FIGURE 5:

The Sgo1–HP1 interaction is dispensable for Sgo1 localization and sister-chromatid cohesion. (A) HeLa tet-on cells that stably express Myc-Sgo1 WT (clone #8) or P1A (clone #23) under the control of doxycycline were cultured in the absence (–) or presence (+) of doxycycline (Dox) and transfected with Sgo1 siRNA for 24 h. Cell lysates were blotted with α-Myc, α-tubulin, and α-Sgo1. (B) The mitotic index of cells in (A).

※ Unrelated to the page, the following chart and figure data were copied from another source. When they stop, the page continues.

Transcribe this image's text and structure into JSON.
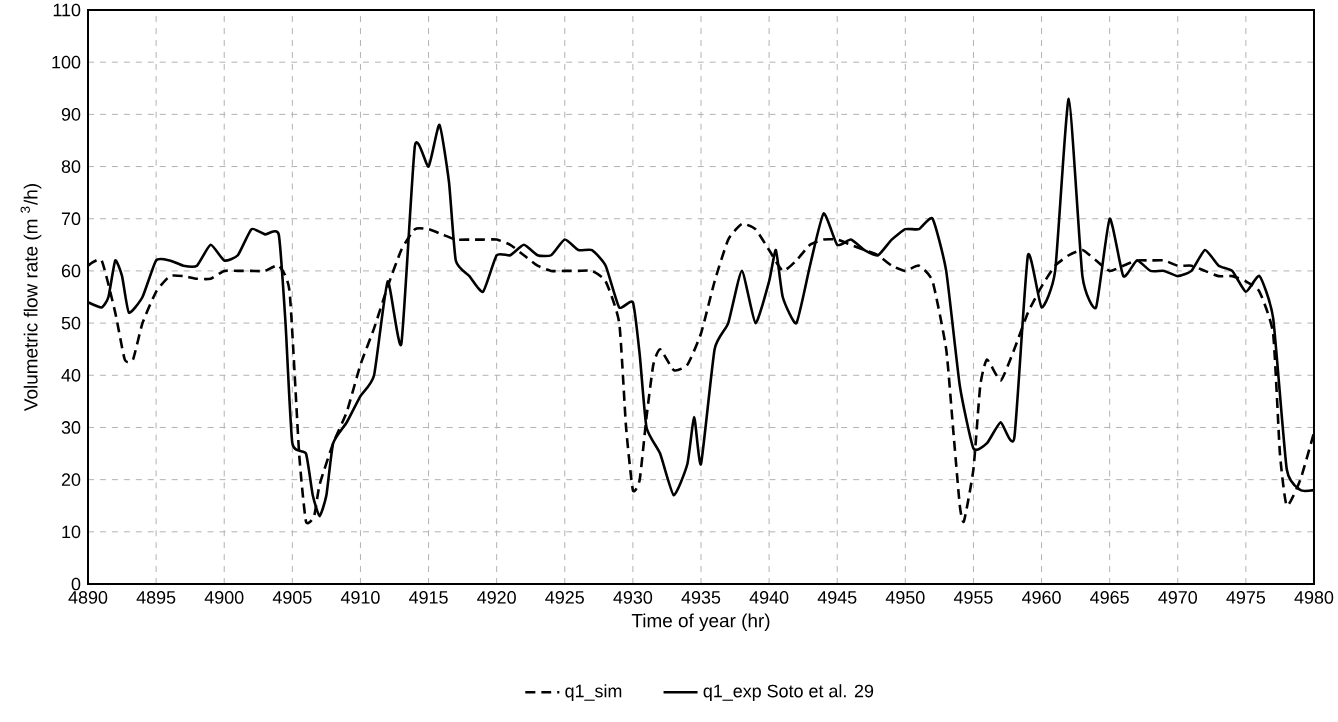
{
  "chart_data": {
    "type": "line",
    "xlabel": "Time of year (hr)",
    "ylabel": "Volumetric flow rate  (m $^{3}$/h)",
    "xlim": [
      4890,
      4980
    ],
    "ylim": [
      0,
      110
    ],
    "xticks": [
      4890,
      4895,
      4900,
      4905,
      4910,
      4915,
      4920,
      4925,
      4930,
      4935,
      4940,
      4945,
      4950,
      4955,
      4960,
      4965,
      4970,
      4975,
      4980
    ],
    "yticks": [
      0,
      10,
      20,
      30,
      40,
      50,
      60,
      70,
      80,
      90,
      100,
      110
    ],
    "grid": true,
    "legend": "bottom",
    "marker": "none",
    "series": [
      {
        "name": "q1_sim",
        "color": "#000000",
        "line_style": "dashed",
        "x": [
          4890,
          4891,
          4892,
          4892.7,
          4893.3,
          4894,
          4895,
          4896,
          4897,
          4898,
          4899,
          4900,
          4901,
          4902,
          4903,
          4904,
          4904.8,
          4905.5,
          4906,
          4906.6,
          4907,
          4908,
          4909,
          4910,
          4911,
          4912,
          4913,
          4914,
          4915,
          4916,
          4917,
          4918,
          4919,
          4920,
          4921,
          4922,
          4923,
          4924,
          4925,
          4926,
          4927,
          4928,
          4929,
          4929.5,
          4930,
          4930.5,
          4931,
          4931.5,
          4932,
          4933,
          4934,
          4935,
          4936,
          4937,
          4938,
          4939,
          4940,
          4941,
          4942,
          4943,
          4944,
          4945,
          4946,
          4947,
          4948,
          4949,
          4950,
          4951,
          4952,
          4953,
          4953.5,
          4954,
          4954.3,
          4955,
          4955.5,
          4956,
          4957,
          4958,
          4959,
          4960,
          4961,
          4962,
          4963,
          4964,
          4965,
          4966,
          4967,
          4968,
          4969,
          4970,
          4971,
          4972,
          4973,
          4974,
          4975,
          4976,
          4977,
          4977.5,
          4978,
          4979,
          4980
        ],
        "values": [
          61,
          62,
          52,
          43,
          43,
          50,
          56,
          59,
          59,
          58.5,
          58.5,
          60,
          60,
          60,
          60,
          61,
          56,
          25,
          12,
          13,
          19,
          27,
          33,
          42,
          49,
          57,
          64,
          68,
          68,
          67,
          66,
          66,
          66,
          66,
          65,
          63,
          61,
          60,
          60,
          60,
          60,
          58,
          50,
          30,
          18,
          20,
          32,
          42,
          45,
          41,
          42,
          48,
          58,
          66,
          69,
          68,
          64,
          60,
          62,
          65,
          66,
          66,
          65,
          64,
          63,
          61,
          60,
          61,
          58,
          45,
          30,
          15,
          12,
          22,
          38,
          43,
          39,
          45,
          52,
          57,
          61,
          63,
          64,
          62,
          60,
          61,
          62,
          62,
          62,
          61,
          61,
          60,
          59,
          59,
          58,
          56,
          48,
          25,
          15,
          20,
          29
        ]
      },
      {
        "name": "q1_exp Soto et al. 29",
        "color": "#000000",
        "line_style": "solid",
        "x": [
          4890,
          4891,
          4891.5,
          4892,
          4892.5,
          4893,
          4894,
          4895,
          4896,
          4897,
          4898,
          4899,
          4900,
          4901,
          4902,
          4903,
          4904,
          4904.5,
          4905,
          4906,
          4906.5,
          4907,
          4907.5,
          4908,
          4909,
          4910,
          4911,
          4912,
          4913,
          4914,
          4915,
          4915.8,
          4916.5,
          4917,
          4918,
          4919,
          4920,
          4921,
          4922,
          4923,
          4924,
          4925,
          4926,
          4927,
          4928,
          4929,
          4930,
          4930.5,
          4931,
          4932,
          4933,
          4934,
          4934.5,
          4935,
          4936,
          4937,
          4938,
          4939,
          4940,
          4940.5,
          4941,
          4942,
          4943,
          4944,
          4945,
          4946,
          4947,
          4948,
          4949,
          4950,
          4951,
          4952,
          4953,
          4954,
          4955,
          4956,
          4957,
          4958,
          4959,
          4960,
          4961,
          4962,
          4963,
          4964,
          4965,
          4966,
          4967,
          4968,
          4969,
          4970,
          4971,
          4972,
          4973,
          4974,
          4975,
          4976,
          4977,
          4978,
          4979,
          4980
        ],
        "values": [
          54,
          53,
          55,
          62,
          59,
          52,
          55,
          62,
          62,
          61,
          61,
          65,
          62,
          63,
          68,
          67,
          67,
          50,
          27,
          25,
          17,
          13,
          17,
          27,
          31,
          36,
          40,
          58,
          46,
          84,
          80,
          88,
          77,
          62,
          59,
          56,
          63,
          63,
          65,
          63,
          63,
          66,
          64,
          64,
          61,
          53,
          54,
          44,
          30,
          25,
          17,
          23,
          32,
          23,
          45,
          50,
          60,
          50,
          58,
          64,
          55,
          50,
          61,
          71,
          65,
          66,
          64,
          63,
          66,
          68,
          68,
          70,
          60,
          38,
          26,
          27,
          31,
          28,
          63,
          53,
          60,
          93,
          59,
          53,
          70,
          59,
          62,
          60,
          60,
          59,
          60,
          64,
          61,
          60,
          56,
          59,
          51,
          22,
          18,
          18
        ]
      }
    ]
  }
}
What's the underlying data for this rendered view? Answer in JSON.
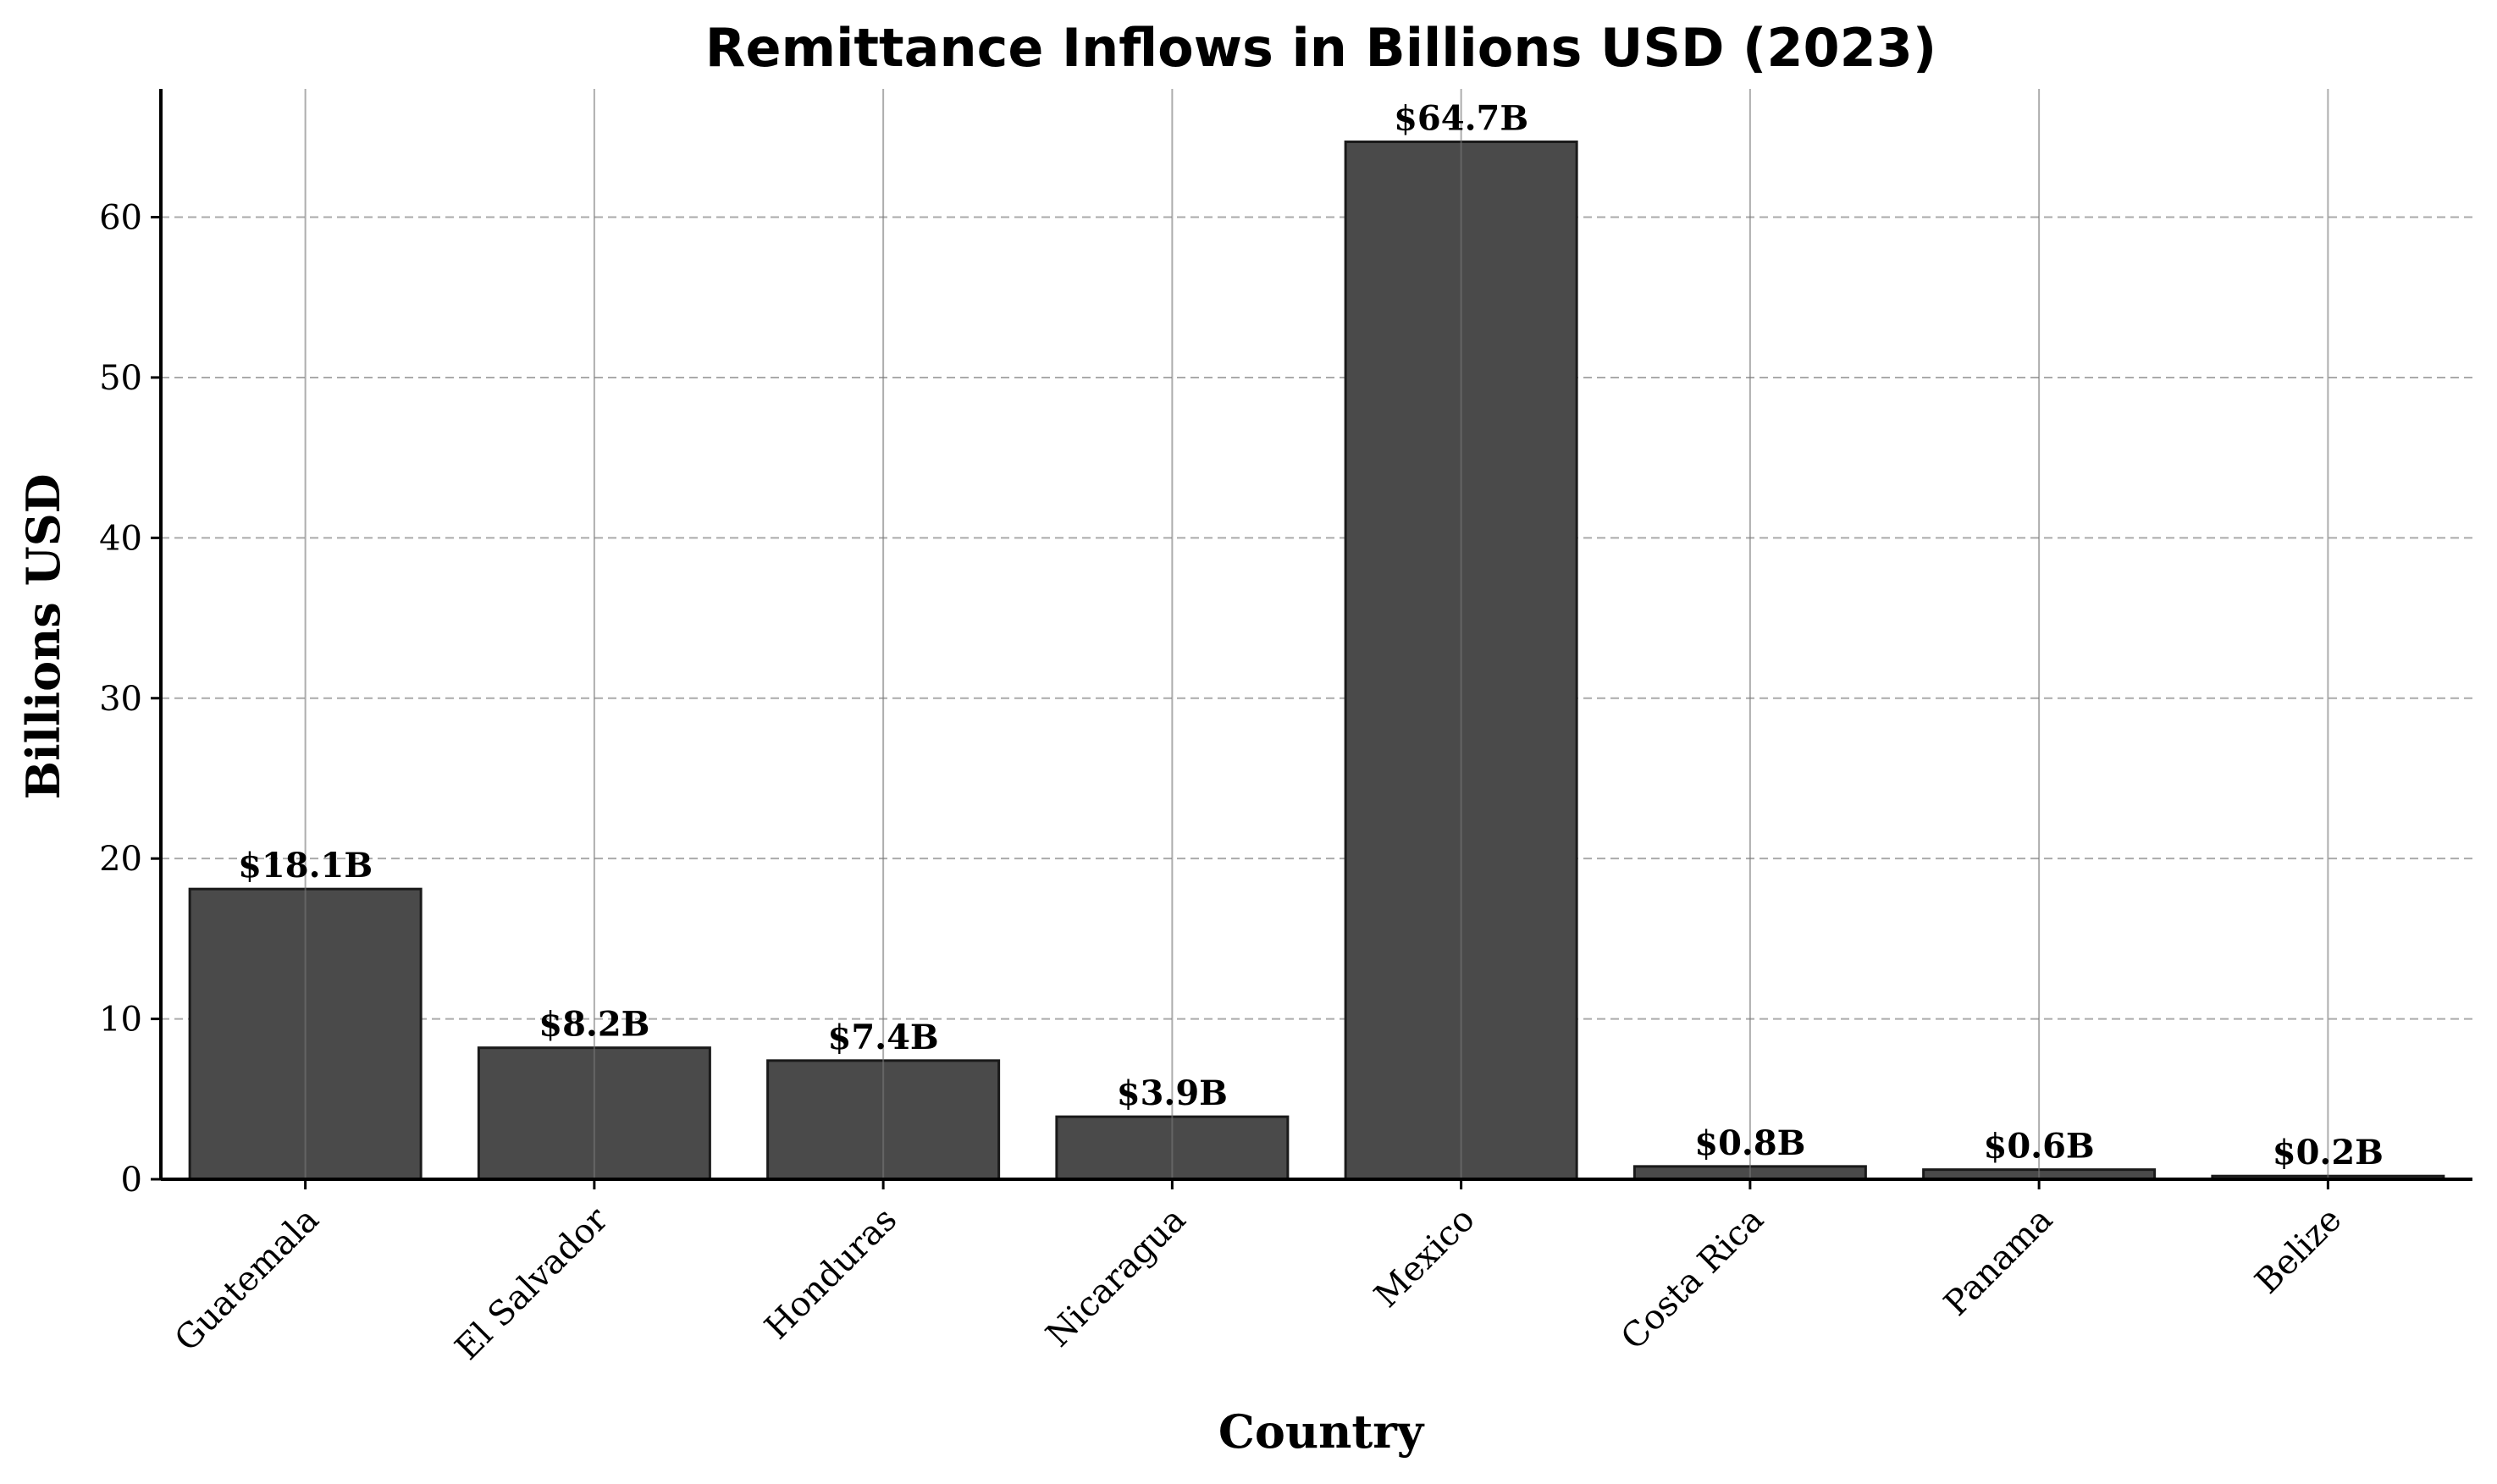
{
  "chart_data": {
    "type": "bar",
    "title": "Remittance Inflows in Billions USD (2023)",
    "xlabel": "Country",
    "ylabel": "Billions USD",
    "categories": [
      "Guatemala",
      "El Salvador",
      "Honduras",
      "Nicaragua",
      "Mexico",
      "Costa Rica",
      "Panama",
      "Belize"
    ],
    "values": [
      18.1,
      8.2,
      7.4,
      3.9,
      64.7,
      0.8,
      0.6,
      0.2
    ],
    "value_labels": [
      "$18.1B",
      "$8.2B",
      "$7.4B",
      "$3.9B",
      "$64.7B",
      "$0.8B",
      "$0.6B",
      "$0.2B"
    ],
    "ylim": [
      0,
      68
    ],
    "yticks": [
      0,
      10,
      20,
      30,
      40,
      50,
      60
    ],
    "grid": true,
    "bar_color": "#4a4a4a",
    "edge_color": "#1a1a1a"
  }
}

Cells were stained with propidium iodide and α-H3-pS10 and analyzed by FACS. Ten thousand events were counted for each sample. Mitotic cells have 4N DNA content and are H3-pS10-positive. The average and SD of three experiments are shown. (C) The extent of sister-chromatid separation of cells in (A) as determined by metaphase spread with Giemsa staining (N = 100 cells). A representative image of a cell with separated chromosomes is shown in inset. (D) Metaphase spread of cells in (A) was stained with DAPI (blue in overlay), Myc (green in overlay), and CREST (red in overlay). (E) Quantification of Myc-Sgo1 staining intensities at the centromeres for cells in (D) (N = 10 cells).